Over the past several decades, ‘agility’ appears to have been referred to as almost anything that requires an athlete to quickly change direction multiple times. As a prime example, the T-test, Illinois agility test, arrowhead agility test, and the pro-agility test have all historically been referred to as agility tests, simply because they require an athlete to complete a pre-planned course of directional changes as quickly as possible. However, it is important to understand from hereinafter these tests are not actually a measure of agility, but instead a measure of ‘change of direction speed’.
Agility has been a topic of large discussion in recent years and has led to several experts attempting to clearly define it. Perhaps the best current definition of agility is that proposed by Sheppard and Young (1):
Agility is ‘‘a rapid whole body movement with change of velocity or direction in response to a stimulus’’.
If anything, the fundamental words to remember in that definition are “in response to a stimulus”. It is this fragment of the definition that separates a “true” agility test, from a simple change of direction speed test (e.g. pro-agility test) – thus, agility contains a reactive component. This reactive component is built-up of many cognitive functions (1) such as:
- Visual processing
- Reaction time
It is the absence of these cognitive functions during traditional agility tests (e.g. t-test) that means they are in fact simply change of direction speed (CODs) tests. The difference between agility and CODs is not just semantics, they are completely different performance qualities which only have a small relationship with one another, if any (2, 3, 4).
For example, a defender’s reaction to an attacker’s sudden movement would be classified as an agility-based movement, as it requires them to make a reactive decision based upon the attacker’s impulsive movement. In contrast, when an athlete is instructed to run through a planned arrangement of cones (e.g. T-test), then the reactive component is removed and it is purely an example of their CODs.
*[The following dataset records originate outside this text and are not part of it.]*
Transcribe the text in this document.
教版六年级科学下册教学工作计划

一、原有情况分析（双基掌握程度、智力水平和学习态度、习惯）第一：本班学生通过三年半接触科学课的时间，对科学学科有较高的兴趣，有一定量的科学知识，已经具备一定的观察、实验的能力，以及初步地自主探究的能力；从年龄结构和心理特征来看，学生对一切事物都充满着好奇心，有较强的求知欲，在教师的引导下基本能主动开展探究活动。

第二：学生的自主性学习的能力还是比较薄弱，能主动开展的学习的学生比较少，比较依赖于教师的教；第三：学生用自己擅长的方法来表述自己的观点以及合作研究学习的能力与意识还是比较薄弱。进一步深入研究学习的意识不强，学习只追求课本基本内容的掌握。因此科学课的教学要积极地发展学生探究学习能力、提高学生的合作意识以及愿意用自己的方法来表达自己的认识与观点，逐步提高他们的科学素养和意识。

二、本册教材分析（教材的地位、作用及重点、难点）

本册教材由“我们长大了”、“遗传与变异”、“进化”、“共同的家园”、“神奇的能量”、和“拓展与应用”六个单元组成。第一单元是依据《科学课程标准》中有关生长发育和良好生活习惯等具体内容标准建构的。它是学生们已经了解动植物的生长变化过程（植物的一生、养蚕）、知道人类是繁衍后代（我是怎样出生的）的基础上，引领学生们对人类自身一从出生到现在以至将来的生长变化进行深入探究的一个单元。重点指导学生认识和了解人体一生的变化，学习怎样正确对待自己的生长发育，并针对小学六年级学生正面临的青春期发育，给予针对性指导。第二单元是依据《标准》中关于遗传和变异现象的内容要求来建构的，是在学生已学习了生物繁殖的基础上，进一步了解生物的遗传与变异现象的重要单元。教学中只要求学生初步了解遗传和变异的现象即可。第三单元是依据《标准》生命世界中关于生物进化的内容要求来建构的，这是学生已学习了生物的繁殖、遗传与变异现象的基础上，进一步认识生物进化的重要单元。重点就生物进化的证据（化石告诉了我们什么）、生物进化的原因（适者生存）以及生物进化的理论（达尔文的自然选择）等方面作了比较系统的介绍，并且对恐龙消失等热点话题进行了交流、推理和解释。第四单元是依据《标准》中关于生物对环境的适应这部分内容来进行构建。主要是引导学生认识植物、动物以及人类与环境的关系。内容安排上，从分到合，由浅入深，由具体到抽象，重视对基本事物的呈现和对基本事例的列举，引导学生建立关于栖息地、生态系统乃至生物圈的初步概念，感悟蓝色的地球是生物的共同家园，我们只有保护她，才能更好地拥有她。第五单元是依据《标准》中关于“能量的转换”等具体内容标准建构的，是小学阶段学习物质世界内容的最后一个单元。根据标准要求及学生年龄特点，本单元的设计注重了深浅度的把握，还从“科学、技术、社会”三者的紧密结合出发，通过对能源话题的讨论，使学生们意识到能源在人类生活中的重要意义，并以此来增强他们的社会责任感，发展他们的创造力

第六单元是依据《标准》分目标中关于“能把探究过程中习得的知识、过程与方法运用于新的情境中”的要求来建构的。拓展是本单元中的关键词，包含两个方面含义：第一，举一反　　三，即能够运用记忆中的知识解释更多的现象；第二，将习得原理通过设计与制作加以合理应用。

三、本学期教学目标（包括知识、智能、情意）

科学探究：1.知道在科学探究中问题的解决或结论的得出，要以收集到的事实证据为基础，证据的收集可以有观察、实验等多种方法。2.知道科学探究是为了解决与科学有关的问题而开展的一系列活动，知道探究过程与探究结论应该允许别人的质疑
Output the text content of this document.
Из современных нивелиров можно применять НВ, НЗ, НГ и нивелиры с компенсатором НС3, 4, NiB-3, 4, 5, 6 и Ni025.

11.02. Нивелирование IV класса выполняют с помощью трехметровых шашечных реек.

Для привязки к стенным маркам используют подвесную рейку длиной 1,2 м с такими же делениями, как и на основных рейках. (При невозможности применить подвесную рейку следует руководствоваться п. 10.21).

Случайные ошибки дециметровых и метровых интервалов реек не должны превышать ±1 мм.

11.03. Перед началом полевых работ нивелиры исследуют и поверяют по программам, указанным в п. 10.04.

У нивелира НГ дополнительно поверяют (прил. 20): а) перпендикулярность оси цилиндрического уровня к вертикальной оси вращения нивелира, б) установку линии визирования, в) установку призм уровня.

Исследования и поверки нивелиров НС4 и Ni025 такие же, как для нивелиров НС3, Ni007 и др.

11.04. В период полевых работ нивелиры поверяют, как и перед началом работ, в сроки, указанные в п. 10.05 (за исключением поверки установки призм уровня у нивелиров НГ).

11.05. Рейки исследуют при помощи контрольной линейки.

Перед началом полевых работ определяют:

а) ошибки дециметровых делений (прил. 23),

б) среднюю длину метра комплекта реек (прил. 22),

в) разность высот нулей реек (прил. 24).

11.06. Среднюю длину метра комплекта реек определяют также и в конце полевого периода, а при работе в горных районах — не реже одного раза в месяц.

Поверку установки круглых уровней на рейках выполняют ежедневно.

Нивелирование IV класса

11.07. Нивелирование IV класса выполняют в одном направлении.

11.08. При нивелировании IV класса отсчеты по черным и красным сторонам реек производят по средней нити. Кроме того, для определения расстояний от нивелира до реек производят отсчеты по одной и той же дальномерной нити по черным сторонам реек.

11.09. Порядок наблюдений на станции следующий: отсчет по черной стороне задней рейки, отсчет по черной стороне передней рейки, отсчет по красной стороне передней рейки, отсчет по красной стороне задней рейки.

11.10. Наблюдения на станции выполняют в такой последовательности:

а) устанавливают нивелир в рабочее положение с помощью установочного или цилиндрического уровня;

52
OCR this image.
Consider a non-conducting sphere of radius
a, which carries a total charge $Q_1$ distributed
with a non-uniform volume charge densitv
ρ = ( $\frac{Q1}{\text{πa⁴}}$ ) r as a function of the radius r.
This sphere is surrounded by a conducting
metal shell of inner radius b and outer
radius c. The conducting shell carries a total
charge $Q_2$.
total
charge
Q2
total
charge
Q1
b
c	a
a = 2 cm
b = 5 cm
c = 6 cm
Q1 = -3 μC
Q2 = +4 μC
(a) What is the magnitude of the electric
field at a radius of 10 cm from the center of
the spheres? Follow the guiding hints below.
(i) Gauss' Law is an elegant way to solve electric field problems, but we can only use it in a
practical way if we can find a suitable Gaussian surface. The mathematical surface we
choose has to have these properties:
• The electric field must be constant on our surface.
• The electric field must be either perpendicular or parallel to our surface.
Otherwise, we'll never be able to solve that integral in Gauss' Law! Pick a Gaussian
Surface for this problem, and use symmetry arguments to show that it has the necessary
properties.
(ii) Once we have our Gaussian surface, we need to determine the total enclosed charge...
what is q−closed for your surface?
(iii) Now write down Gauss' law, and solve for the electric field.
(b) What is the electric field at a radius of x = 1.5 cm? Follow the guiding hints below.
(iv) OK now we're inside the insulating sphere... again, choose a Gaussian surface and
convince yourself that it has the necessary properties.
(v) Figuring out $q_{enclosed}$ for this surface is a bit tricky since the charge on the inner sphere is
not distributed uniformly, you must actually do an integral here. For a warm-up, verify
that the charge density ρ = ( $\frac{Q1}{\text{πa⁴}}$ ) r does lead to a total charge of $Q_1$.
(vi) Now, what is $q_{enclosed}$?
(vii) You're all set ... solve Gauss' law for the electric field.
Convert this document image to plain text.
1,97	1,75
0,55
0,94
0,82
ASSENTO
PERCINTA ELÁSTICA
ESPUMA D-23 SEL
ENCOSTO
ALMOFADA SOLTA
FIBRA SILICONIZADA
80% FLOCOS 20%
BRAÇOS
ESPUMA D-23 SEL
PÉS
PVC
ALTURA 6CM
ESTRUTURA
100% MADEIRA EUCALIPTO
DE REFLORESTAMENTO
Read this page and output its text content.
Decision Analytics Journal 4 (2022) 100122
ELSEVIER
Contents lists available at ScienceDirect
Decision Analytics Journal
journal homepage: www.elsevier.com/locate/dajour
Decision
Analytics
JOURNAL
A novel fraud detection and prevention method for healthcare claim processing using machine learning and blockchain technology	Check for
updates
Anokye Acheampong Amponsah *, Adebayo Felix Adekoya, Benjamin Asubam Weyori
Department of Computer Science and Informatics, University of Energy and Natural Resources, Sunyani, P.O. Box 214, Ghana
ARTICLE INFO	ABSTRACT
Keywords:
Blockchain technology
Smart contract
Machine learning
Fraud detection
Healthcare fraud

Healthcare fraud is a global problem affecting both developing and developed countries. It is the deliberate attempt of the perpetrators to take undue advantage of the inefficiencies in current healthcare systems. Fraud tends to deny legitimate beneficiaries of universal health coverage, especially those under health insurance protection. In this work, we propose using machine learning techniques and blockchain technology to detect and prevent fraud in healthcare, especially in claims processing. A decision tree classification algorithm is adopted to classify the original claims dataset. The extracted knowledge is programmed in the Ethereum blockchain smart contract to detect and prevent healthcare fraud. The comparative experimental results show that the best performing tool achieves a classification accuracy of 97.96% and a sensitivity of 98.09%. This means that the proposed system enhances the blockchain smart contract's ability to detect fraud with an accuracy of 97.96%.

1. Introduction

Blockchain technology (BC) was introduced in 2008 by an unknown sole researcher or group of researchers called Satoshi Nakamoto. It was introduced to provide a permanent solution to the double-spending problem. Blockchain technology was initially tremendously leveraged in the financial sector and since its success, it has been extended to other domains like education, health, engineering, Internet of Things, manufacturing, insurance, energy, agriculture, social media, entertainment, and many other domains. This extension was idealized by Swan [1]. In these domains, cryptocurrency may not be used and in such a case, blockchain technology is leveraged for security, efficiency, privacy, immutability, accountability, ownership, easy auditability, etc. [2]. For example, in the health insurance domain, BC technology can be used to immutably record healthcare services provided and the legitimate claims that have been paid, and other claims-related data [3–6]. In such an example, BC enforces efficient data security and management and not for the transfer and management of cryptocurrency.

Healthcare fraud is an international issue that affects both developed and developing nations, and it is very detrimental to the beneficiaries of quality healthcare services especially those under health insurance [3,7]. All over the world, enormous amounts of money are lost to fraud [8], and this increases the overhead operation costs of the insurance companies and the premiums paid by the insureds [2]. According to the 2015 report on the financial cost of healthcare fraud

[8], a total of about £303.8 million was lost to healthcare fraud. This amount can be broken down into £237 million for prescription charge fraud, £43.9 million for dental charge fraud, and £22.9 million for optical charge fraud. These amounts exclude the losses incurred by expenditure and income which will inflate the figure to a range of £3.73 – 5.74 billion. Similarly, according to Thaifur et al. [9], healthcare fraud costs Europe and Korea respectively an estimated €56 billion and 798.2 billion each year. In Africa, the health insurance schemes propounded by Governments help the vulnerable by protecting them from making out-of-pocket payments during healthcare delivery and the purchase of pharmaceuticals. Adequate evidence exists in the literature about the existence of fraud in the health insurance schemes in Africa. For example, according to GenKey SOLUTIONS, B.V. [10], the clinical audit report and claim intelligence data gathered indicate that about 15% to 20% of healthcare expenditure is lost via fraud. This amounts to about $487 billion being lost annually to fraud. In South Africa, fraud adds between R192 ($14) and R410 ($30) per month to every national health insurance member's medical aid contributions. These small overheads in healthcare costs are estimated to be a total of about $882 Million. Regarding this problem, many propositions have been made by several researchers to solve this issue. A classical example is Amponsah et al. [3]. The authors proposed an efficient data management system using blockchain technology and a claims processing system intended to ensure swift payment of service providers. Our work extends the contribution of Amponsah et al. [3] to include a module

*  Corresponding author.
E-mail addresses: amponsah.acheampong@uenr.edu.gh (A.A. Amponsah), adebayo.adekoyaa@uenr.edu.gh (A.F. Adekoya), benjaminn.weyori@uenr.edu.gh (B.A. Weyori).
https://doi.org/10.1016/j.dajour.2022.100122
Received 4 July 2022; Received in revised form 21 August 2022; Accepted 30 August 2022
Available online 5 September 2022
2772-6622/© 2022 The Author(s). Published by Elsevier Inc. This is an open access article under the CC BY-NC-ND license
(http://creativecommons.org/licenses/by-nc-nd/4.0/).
Though agility requires the use of cognitive components, it is also composed of other qualities – namely ‘physical’ and ‘technical’. It is these several qualities (cognitive, physical, and technical) which have been said to collectively form agility (Figure 1). This combination of independent qualities, plus the unplanned nature of agility, means agility has been referred to as a complex and open motor skill in its own right (5).